Add unit tests for hash sample optimization

* Instead of keeping md5 samples separate, merge them as one hash computed from the various selected chunks we picked. * We don't need to keep a boolean to see whether or not the user chose to optimize; we can simply compare the value of the threshold, since 0 means no optimization currently active.
2026-01-22 14:41:39 +00:00 · 2021-06-21 22:44:05 +02:00
parent e07dfd5955
commit 277bc3fbb8
7 changed files with 152 additions and 43 deletions
--- a/core/engine.py
+++ b/core/engine.py
@@ -286,7 +286,8 @@ def getmatches(
 def getmatches_by_contents(files, bigsize=0, j=job.nulljob):
    """Returns a list of :class:`Match` within ``files`` if their contents is the same.

-    :param bigsize: The size in bytes over which we consider files too big for a full md5.
+    :param bigsize: The size in bytes over which we consider files big enough to
+                    justify taking samples of md5. If 0, compute md5 as usual.

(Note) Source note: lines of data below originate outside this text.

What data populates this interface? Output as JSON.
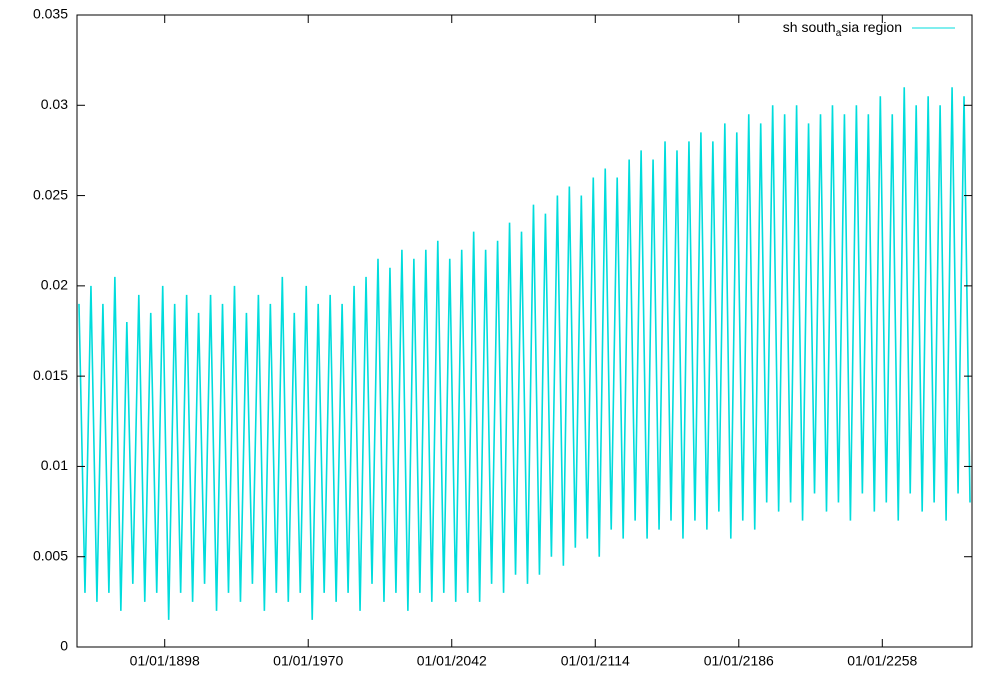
{
  "chart_data": {
    "type": "line",
    "x": [
      1855,
      1858,
      1861,
      1864,
      1867,
      1870,
      1873,
      1876,
      1879,
      1882,
      1885,
      1888,
      1891,
      1894,
      1897,
      1900,
      1903,
      1906,
      1909,
      1912,
      1915,
      1918,
      1921,
      1924,
      1927,
      1930,
      1933,
      1936,
      1939,
      1942,
      1945,
      1948,
      1951,
      1954,
      1957,
      1960,
      1963,
      1966,
      1969,
      1972,
      1975,
      1978,
      1981,
      1984,
      1987,
      1990,
      1993,
      1996,
      1999,
      2002,
      2005,
      2008,
      2011,
      2014,
      2017,
      2020,
      2023,
      2026,
      2029,
      2032,
      2035,
      2038,
      2041,
      2044,
      2047,
      2050,
      2053,
      2056,
      2059,
      2062,
      2065,
      2068,
      2071,
      2074,
      2077,
      2080,
      2083,
      2086,
      2089,
      2092,
      2095,
      2098,
      2101,
      2104,
      2107,
      2110,
      2113,
      2116,
      2119,
      2122,
      2125,
      2128,
      2131,
      2134,
      2137,
      2140,
      2143,
      2146,
      2149,
      2152,
      2155,
      2158,
      2161,
      2164,
      2167,
      2170,
      2173,
      2176,
      2179,
      2182,
      2185,
      2188,
      2191,
      2194,
      2197,
      2200,
      2203,
      2206,
      2209,
      2212,
      2215,
      2218,
      2221,
      2224,
      2227,
      2230,
      2233,
      2236,
      2239,
      2242,
      2245,
      2248,
      2251,
      2254,
      2257,
      2260,
      2263,
      2266,
      2269,
      2272,
      2275,
      2278,
      2281,
      2284,
      2287,
      2290,
      2293,
      2296,
      2299,
      2302
    ],
    "series": [
      {
        "name": "sh south_asia region",
        "color": "#00dcdc",
        "values": [
          0.019,
          0.003,
          0.02,
          0.0025,
          0.019,
          0.003,
          0.0205,
          0.002,
          0.018,
          0.0035,
          0.0195,
          0.0025,
          0.0185,
          0.003,
          0.02,
          0.0015,
          0.019,
          0.003,
          0.0195,
          0.0025,
          0.0185,
          0.0035,
          0.0195,
          0.002,
          0.019,
          0.003,
          0.02,
          0.0025,
          0.0185,
          0.0035,
          0.0195,
          0.002,
          0.019,
          0.003,
          0.0205,
          0.0025,
          0.0185,
          0.003,
          0.02,
          0.0015,
          0.019,
          0.003,
          0.0195,
          0.0025,
          0.019,
          0.003,
          0.02,
          0.002,
          0.0205,
          0.0035,
          0.0215,
          0.0025,
          0.021,
          0.003,
          0.022,
          0.002,
          0.0215,
          0.003,
          0.022,
          0.0025,
          0.0225,
          0.003,
          0.0215,
          0.0025,
          0.022,
          0.003,
          0.023,
          0.0025,
          0.022,
          0.0035,
          0.0225,
          0.003,
          0.0235,
          0.004,
          0.023,
          0.0035,
          0.0245,
          0.004,
          0.024,
          0.005,
          0.025,
          0.0045,
          0.0255,
          0.0055,
          0.025,
          0.006,
          0.026,
          0.005,
          0.0265,
          0.0065,
          0.026,
          0.006,
          0.027,
          0.007,
          0.0275,
          0.006,
          0.027,
          0.0065,
          0.028,
          0.007,
          0.0275,
          0.006,
          0.028,
          0.007,
          0.0285,
          0.0065,
          0.028,
          0.0075,
          0.029,
          0.006,
          0.0285,
          0.007,
          0.0295,
          0.0065,
          0.029,
          0.008,
          0.03,
          0.0075,
          0.0295,
          0.008,
          0.03,
          0.007,
          0.029,
          0.0085,
          0.0295,
          0.0075,
          0.03,
          0.008,
          0.0295,
          0.007,
          0.03,
          0.0085,
          0.0295,
          0.0075,
          0.0305,
          0.008,
          0.0295,
          0.007,
          0.031,
          0.0085,
          0.03,
          0.0075,
          0.0305,
          0.008,
          0.03,
          0.007,
          0.031,
          0.0085,
          0.0305,
          0.008
        ]
      }
    ],
    "xlim": [
      1854,
      2303
    ],
    "xticks": [
      {
        "value": 1898,
        "label": "01/01/1898"
      },
      {
        "value": 1970,
        "label": "01/01/1970"
      },
      {
        "value": 2042,
        "label": "01/01/2042"
      },
      {
        "value": 2114,
        "label": "01/01/2114"
      },
      {
        "value": 2186,
        "label": "01/01/2186"
      },
      {
        "value": 2258,
        "label": "01/01/2258"
      }
    ],
    "ylim": [
      0,
      0.035
    ],
    "yticks": [
      0,
      0.005,
      0.01,
      0.015,
      0.02,
      0.025,
      0.03,
      0.035
    ],
    "grid": false,
    "legend": "top-right"
  }
}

    :param j: A :ref:`job progress instance <jobs>`.
    """
    size2files = defaultdict(set)
@@ -304,7 +305,6 @@ def getmatches_by_contents(files, bigsize=0, j=job.nulljob):
                continue  # Don't spend time comparing two ref pics together.
            if first.md5partial == second.md5partial:
                if bigsize > 0 and first.size > bigsize:
-                    print(f"first md5chunks {first} {first.md5samples}, second {second} {second.md5samples}")
                    if first.md5samples == second.md5samples:
                        result.append(Match(first, second, 100))
                else: